The Most Popular Card Counting Strategy
The first card counting system many people are introduced to is the Hi-Lo count. This system has the advantages of being both easy to use and accurate. While you will have to be completely familiar with basic strategy first, you can learn the Hi-Lo count very quickly and be ready to use it after only a few hours practice.
As the Hi-Lo count is often seen as an entry point into card counting it has been written about by every leading blackjack author. The system was first discussed publicly by Harvey Dubner, with Stanford Wong later providing a clear explanation of it in his famous book “Professional Blackjack”. Here you can find out how to go about using the Hi-Lo count, followed by why it works and what limitations this method has.
Hi-Lo Count – How to Use the Hi-Lo Count
When you approach a new table or the shoe has been freshly shuffled you start with a running count of 0 in your head. For each card you see after that, whether it is dealt to yourself, another player or the dealer, you either add 1 to this running count, subtract 1 or make no change.
The count value of the different cards are as follows:
- 2, 3, 4, 5, 6 = +1
- 7, 8, 9 = 0
- 10, Jack, Queen, King, Ace = -1
As the game progresses your running count will be going up and down as the deck is dealt out. It is when the count is highest that the remaining deck is more favorable to you and when the count is at its lowest the house benefits.
For the most part your playing decisions should follow basic strategy, so in order to get an edge and increase your profits when the count is favorable, you will need to adjust your bets. To do this you need to find the ‘true’ count, which can be done by dividing your running count by the number of decks remaining in the shoe.
When your true count is at 1 or lower you should be betting the minimum then increase it when the count gets to 2. You can then slowly continue betting bigger as the true count goes up before returning to your original bet size when the count is back to 1 or less.
As you become confident using this system you can, based on your true count, take different playing decisions than those described in basic strategy one.

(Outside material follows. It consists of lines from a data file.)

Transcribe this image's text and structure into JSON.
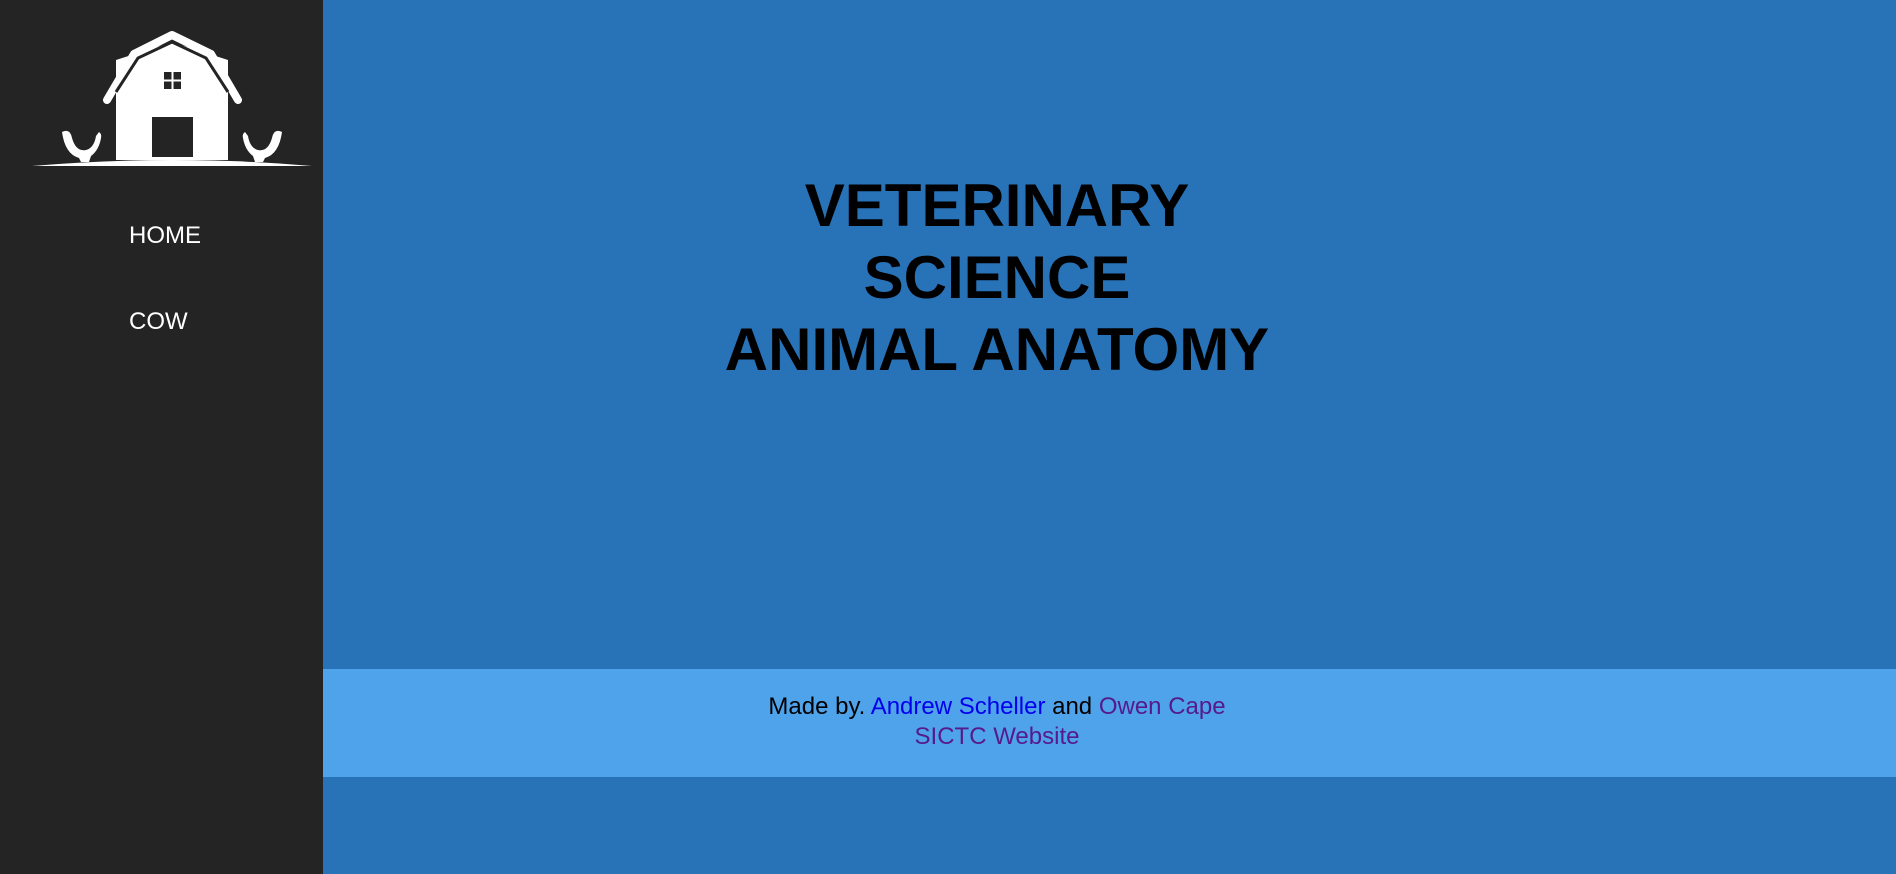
{
  "sidebar": {
    "logo": "barn-with-roosters-logo",
    "nav": [
      {
        "label": "HOME"
      },
      {
        "label": "COW"
      }
    ]
  },
  "main": {
    "title_lines": [
      "VETERINARY",
      "SCIENCE",
      "ANIMAL ANATOMY"
    ]
  },
  "footer": {
    "made_by": "Made by.",
    "author1": "Andrew Scheller",
    "and": "and",
    "author2": "Owen Cape",
    "website_link": "SICTC Website"
  },
  "colors": {
    "sidebar": "#242424",
    "main": "#2872b8",
    "footer": "#4fa3ea"
  }
}
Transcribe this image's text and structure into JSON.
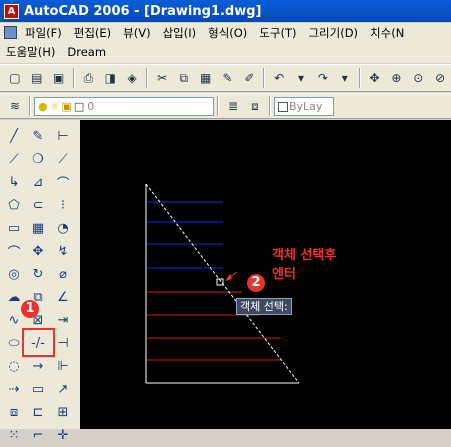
{
  "window": {
    "title": "AutoCAD 2006 - [Drawing1.dwg]"
  },
  "menu": {
    "row1": [
      "파일(F)",
      "편집(E)",
      "뷰(V)",
      "삽입(I)",
      "형식(O)",
      "도구(T)",
      "그리기(D)",
      "치수(N"
    ],
    "row2": [
      "도움말(H)",
      "Dream"
    ]
  },
  "toolbar": {
    "layer_value": "0",
    "color_value": "ByLay"
  },
  "annotations": {
    "callout1": "1",
    "callout2": "2",
    "instruction_line1": "객체 선택후",
    "instruction_line2": "엔터",
    "tooltip": "객체 선택:"
  },
  "colors": {
    "blue_lines": "#1a2bd6",
    "red_lines": "#d81a1a",
    "accent": "#e8332f"
  }
}
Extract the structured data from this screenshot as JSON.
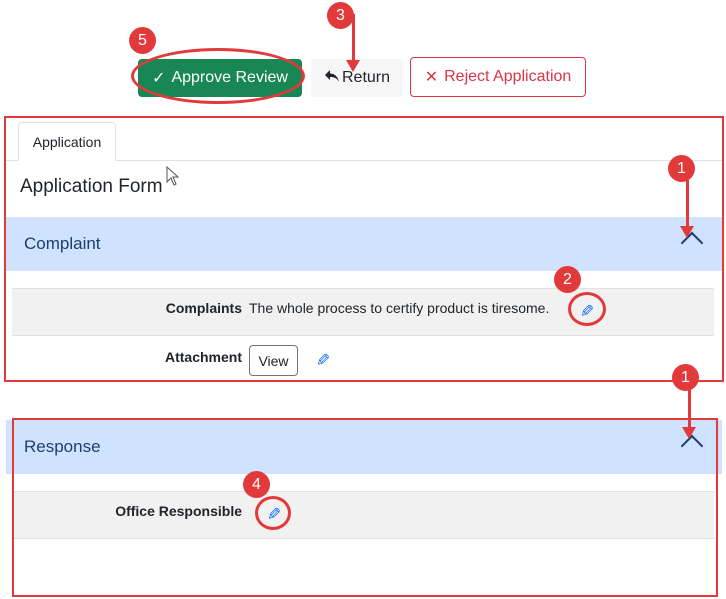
{
  "toolbar": {
    "approve_label": "Approve Review",
    "approve_icon": "check-icon",
    "return_label": "Return",
    "return_icon": "reply-arrow-icon",
    "reject_label": "Reject Application",
    "reject_icon": "x-icon"
  },
  "tabs": [
    {
      "label": "Application",
      "active": true
    }
  ],
  "form": {
    "title": "Application Form",
    "sections": [
      {
        "header": "Complaint",
        "expanded": true,
        "fields": [
          {
            "label": "Complaints",
            "value": "The whole process to certify product is tiresome.",
            "editable": true
          },
          {
            "label": "Attachment",
            "button_label": "View",
            "editable": true
          }
        ]
      },
      {
        "header": "Response",
        "expanded": true,
        "fields": [
          {
            "label": "Office Responsible",
            "value": "",
            "editable": true
          }
        ]
      }
    ]
  },
  "annotations": {
    "callouts": [
      "1",
      "2",
      "3",
      "4",
      "5",
      "1"
    ],
    "color": "#e23a3a"
  },
  "colors": {
    "approve": "#198754",
    "reject": "#dc3545",
    "accordion_header": "#cfe2ff",
    "edit_icon": "#0d6efd"
  }
}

Actions which would previous be losing decisions become profitable with the added information about the remaining cards, for example taking insurance become a good bet with a true count of +3. These actions are listed in a table of “Index numbers” which appear in several publications including the previously mentioned “Professional Blackjack” by Stanford Wong.
Hi-Lo Count – Why the Hi-Lo Count Works
While the house edge is constant in the long run, providing you play perfect basic strategy, for individual hands this edge can change rapidly and can go in the players favor. As your count goes up there is a larger number of 10-value cards and aces left in the shoe, which means the player has a greater advantage in the upcoming hands.
Aces are strong because there is flexibility with playing them, as they can be valued as 1 or 11 and they can help make blackjack which typically pays out at 3/2. Meanwhile 10-value cards can also including blackjack, and basic strategy is more correct with a greater number of 10s in the deck, as it assumes the next card drawn will always be a 10.
If you bet according to your true count you will be wagering more when the odds are in your favor and less when they are against you.
Hi-Lo Count – The Limitations of the Hi- Lo Count
As the Hi-Lo count is the most commonly used method it is also the one which the casino employees are watching out for the most. While it is unlikely the dealer will be counting himself, dramatic swings in betting patterns can cause the floor staff and security cameras to pay closer attention to what is happening. So while you can exploit your edge more by betting higher you will have to exercise restraint in order not to be caught out.
In order to use this system effectively you will probably need to practice away from the tables to correctly convert your running count into a true count. Many players fall down when it comes to carrying out this calculation, a mistake costs them significantly. If you are struggling to do this then you may want to explore similar systems like the KO Count, which does not require a true count.
Finally like any card counting system the Hi-Lo count will not work on tables with continuous shufflers or online, where the cards are effectively shuffled before each hand. You will also want to avoid dealers who are shuffling the shoe often, meaning you will not be able to maintain an accurate count.